Miss Marple, She Isn’t

by

She sits on her front porch regularly.  She thinks she knows her neighbors well:  The couple next door that are having health problems, the woman across the street whose brother is living with her until his home is finally repaired from Katrina, and the neighbor catty-corner from her, Mike, who lives upstairs as he works on an addition to the back of his home.  Mike also owns the house three doors down from her.  Mike’s son, Jared, used to live in the second home; he is in his forties and rumored to have a slight mental disability.  Jared now lives in the front of Mike’s home because the second home is in disrepair.

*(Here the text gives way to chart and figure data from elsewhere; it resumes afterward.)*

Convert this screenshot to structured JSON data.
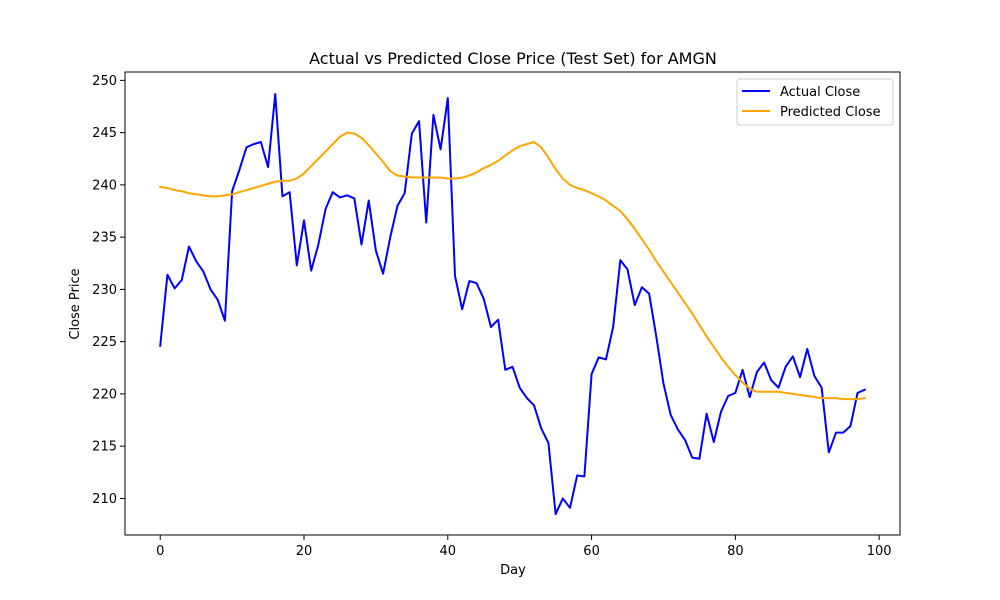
{
  "chart_data": {
    "type": "line",
    "title": "Actual vs Predicted Close Price (Test Set) for AMGN",
    "xlabel": "Day",
    "ylabel": "Close Price",
    "xlim": [
      -4.9,
      102.9
    ],
    "ylim": [
      206.5,
      250.8
    ],
    "xticks": [
      0,
      20,
      40,
      60,
      80,
      100
    ],
    "yticks": [
      210,
      215,
      220,
      225,
      230,
      235,
      240,
      245,
      250
    ],
    "grid": false,
    "legend_position": "top-right",
    "series": [
      {
        "name": "Actual Close",
        "color": "#0000ff",
        "x": [
          0,
          1,
          2,
          3,
          4,
          5,
          6,
          7,
          8,
          9,
          10,
          11,
          12,
          13,
          14,
          15,
          16,
          17,
          18,
          19,
          20,
          21,
          22,
          23,
          24,
          25,
          26,
          27,
          28,
          29,
          30,
          31,
          32,
          33,
          34,
          35,
          36,
          37,
          38,
          39,
          40,
          41,
          42,
          43,
          44,
          45,
          46,
          47,
          48,
          49,
          50,
          51,
          52,
          53,
          54,
          55,
          56,
          57,
          58,
          59,
          60,
          61,
          62,
          63,
          64,
          65,
          66,
          67,
          68,
          69,
          70,
          71,
          72,
          73,
          74,
          75,
          76,
          77,
          78,
          79,
          80,
          81,
          82,
          83,
          84,
          85,
          86,
          87,
          88,
          89,
          90,
          91,
          92,
          93,
          94,
          95,
          96,
          97,
          98
        ],
        "values": [
          224.6,
          231.4,
          230.1,
          230.9,
          234.1,
          232.7,
          231.7,
          230.0,
          229.0,
          227.0,
          239.4,
          241.4,
          243.6,
          243.9,
          244.1,
          241.7,
          248.7,
          238.9,
          239.3,
          232.3,
          236.6,
          231.8,
          234.3,
          237.7,
          239.3,
          238.8,
          239.0,
          238.7,
          234.3,
          238.5,
          233.7,
          231.5,
          235.0,
          238.0,
          239.2,
          244.9,
          246.1,
          236.4,
          246.7,
          243.4,
          248.3,
          231.3,
          228.1,
          230.8,
          230.6,
          229.1,
          226.4,
          227.1,
          222.3,
          222.6,
          220.6,
          219.6,
          218.9,
          216.7,
          215.3,
          208.5,
          210.0,
          209.1,
          212.2,
          212.1,
          221.9,
          223.5,
          223.3,
          226.4,
          232.8,
          231.9,
          228.5,
          230.2,
          229.6,
          225.5,
          221.0,
          218.0,
          216.6,
          215.6,
          213.9,
          213.8,
          218.1,
          215.4,
          218.3,
          219.8,
          220.1,
          222.3,
          219.7,
          222.1,
          223.0,
          221.3,
          220.6,
          222.6,
          223.6,
          221.6,
          224.3,
          221.7,
          220.6,
          214.4,
          216.3,
          216.3,
          216.9,
          220.1,
          220.4
        ]
      },
      {
        "name": "Predicted Close",
        "color": "#ffa500",
        "x": [
          0,
          1,
          2,
          3,
          4,
          5,
          6,
          7,
          8,
          9,
          10,
          11,
          12,
          13,
          14,
          15,
          16,
          17,
          18,
          19,
          20,
          21,
          22,
          23,
          24,
          25,
          26,
          27,
          28,
          29,
          30,
          31,
          32,
          33,
          34,
          35,
          36,
          37,
          38,
          39,
          40,
          41,
          42,
          43,
          44,
          45,
          46,
          47,
          48,
          49,
          50,
          51,
          52,
          53,
          54,
          55,
          56,
          57,
          58,
          59,
          60,
          61,
          62,
          63,
          64,
          65,
          66,
          67,
          68,
          69,
          70,
          71,
          72,
          73,
          74,
          75,
          76,
          77,
          78,
          79,
          80,
          81,
          82,
          83,
          84,
          85,
          86,
          87,
          88,
          89,
          90,
          91,
          92,
          93,
          94,
          95,
          96,
          97,
          98
        ],
        "values": [
          239.8,
          239.7,
          239.5,
          239.4,
          239.2,
          239.1,
          239.0,
          238.9,
          238.9,
          239.0,
          239.1,
          239.3,
          239.5,
          239.7,
          239.9,
          240.1,
          240.3,
          240.4,
          240.4,
          240.6,
          241.1,
          241.8,
          242.5,
          243.2,
          243.9,
          244.6,
          245.0,
          244.9,
          244.5,
          243.8,
          243.0,
          242.2,
          241.3,
          240.9,
          240.8,
          240.7,
          240.7,
          240.7,
          240.7,
          240.7,
          240.6,
          240.6,
          240.7,
          240.9,
          241.2,
          241.6,
          241.9,
          242.3,
          242.8,
          243.3,
          243.7,
          243.9,
          244.1,
          243.6,
          242.6,
          241.5,
          240.6,
          240.0,
          239.7,
          239.5,
          239.2,
          238.9,
          238.5,
          238.0,
          237.5,
          236.7,
          235.8,
          234.8,
          233.8,
          232.7,
          231.7,
          230.7,
          229.7,
          228.7,
          227.7,
          226.6,
          225.5,
          224.5,
          223.5,
          222.6,
          221.8,
          221.1,
          220.5,
          220.2,
          220.2,
          220.2,
          220.2,
          220.1,
          220.0,
          219.9,
          219.8,
          219.7,
          219.6,
          219.6,
          219.6,
          219.5,
          219.5,
          219.5,
          219.6
        ]
      }
    ]
  }
}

Jared drives up to his father’s home and walks inside without waving to her.  Moments later, he returns outside with a green ceramic plate in his hands and walks to his far neighbor’s house.  She wonders what Jared is doing.  Do her neighbors share dinner every night and she not know it?  Is he going to get dinner and bring it back to eat alone?  If he’s eating at his neigbor’s, does he have some weird phobia about using others’ plates?

She hears voices and looks to see her neighbors talking.  Jared’s hands are empty; the far neighbor is holding the green plate.  There was nothing psychotic about the mystery; it was nothing habitual.  It was just a guy returning a plate to his neighbor.

Jared then hopped back in his car and drove away from his father’s home.  He did not look across the street to her.